= Urjanagar =

Urjanagar is a residential colony for the employees of Chandrapur Super Thermal Power Station (CSTPS), operated by Maharashtra State Power Generation Company Limited (MSPGCL). It is approximately 6 km from Chandrapur.

== Chandrapur Thermal Power Station ==
Chandrapur is the biggest Thermal Power Station of the MSPGCL and the largest in India among all state Electricity Boards. 25% of electricity in Maharashtra is contributed by CSTPS. The power plant has a capacity of 2340 MW. The stations hosts 4 units of 210 MW and 3 units of 500 MW each and 2 units of 500MW .

The plant was once one of the biggest thermal power stations in Asia. Mahagenco has set up a solar power plant on an experimental basis and plans to come up with two more units, adding to the employment opportunities in the area.

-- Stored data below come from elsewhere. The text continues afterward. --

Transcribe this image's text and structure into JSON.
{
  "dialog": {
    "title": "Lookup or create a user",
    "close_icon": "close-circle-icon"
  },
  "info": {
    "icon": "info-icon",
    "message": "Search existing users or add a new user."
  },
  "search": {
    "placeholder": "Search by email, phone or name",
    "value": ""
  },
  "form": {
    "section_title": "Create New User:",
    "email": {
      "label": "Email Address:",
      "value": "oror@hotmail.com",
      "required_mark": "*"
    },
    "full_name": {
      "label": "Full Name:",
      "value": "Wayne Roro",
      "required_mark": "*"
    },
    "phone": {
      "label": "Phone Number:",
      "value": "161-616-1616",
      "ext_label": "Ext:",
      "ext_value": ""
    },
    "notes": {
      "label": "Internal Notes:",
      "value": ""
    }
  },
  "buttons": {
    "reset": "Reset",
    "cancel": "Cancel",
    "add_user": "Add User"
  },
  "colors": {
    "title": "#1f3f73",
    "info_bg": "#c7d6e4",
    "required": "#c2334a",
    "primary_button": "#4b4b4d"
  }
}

Residents celebrate Vardhapan Din every year on 16 January, the day the thermal power station was established.

== Demographics ==
Urjanagar has a population of approx. 10,000. It is near to Tadoba Tiger Reserve so sightings of tigers and bears are common in summer season while they migrate in search of water.

| Year | Male | Female | Total Population | Change | Religion (%) |  |  |  |  |  |  |  |
| Hindu | Muslim | Christian | Sikhs | Buddhist | Jain | Other religions and persuasions | Religion not stated |
| 2011 | 2430 | 2318 | 4748 | - | 58.951 | 2.211 | 0.737 | 0.695 | 37.068 | 0.084 | 0.084 | 0.168 |

== Facilities ==
The colony is divided into A/B/C/D/E and F types. Each type has a set number of buildings, and each building has 4/6/12 quarters. Two clubs, ORC and WRC, provide facilities for sports including Badminton, Table Tennis, Carom, Chess, Lawn Tennis and grounds for Cricket, Football and for other miscellaneous forms of entertainment. It has a guest house called "CHUMMREY" for employees and trainees and a VIP Guest House called "HIRAI" for top executives, managerial guests and VIPs.

== Education ==
The colony has two high schools providing education up to Class 10. Vidya Mandir High School is a Marathi medium school while Vidya Niketan is an English medium school that provides education up to Class 12.

== Health care ==
The colony has a government hospital.

== Economy ==
Two markets operate in the colony.

== Religion ==
The colony has a Hanuman Temple. People of the colony celebrate various festivals like Ganeshotsav and Durga Puja at Khule Rangmanch.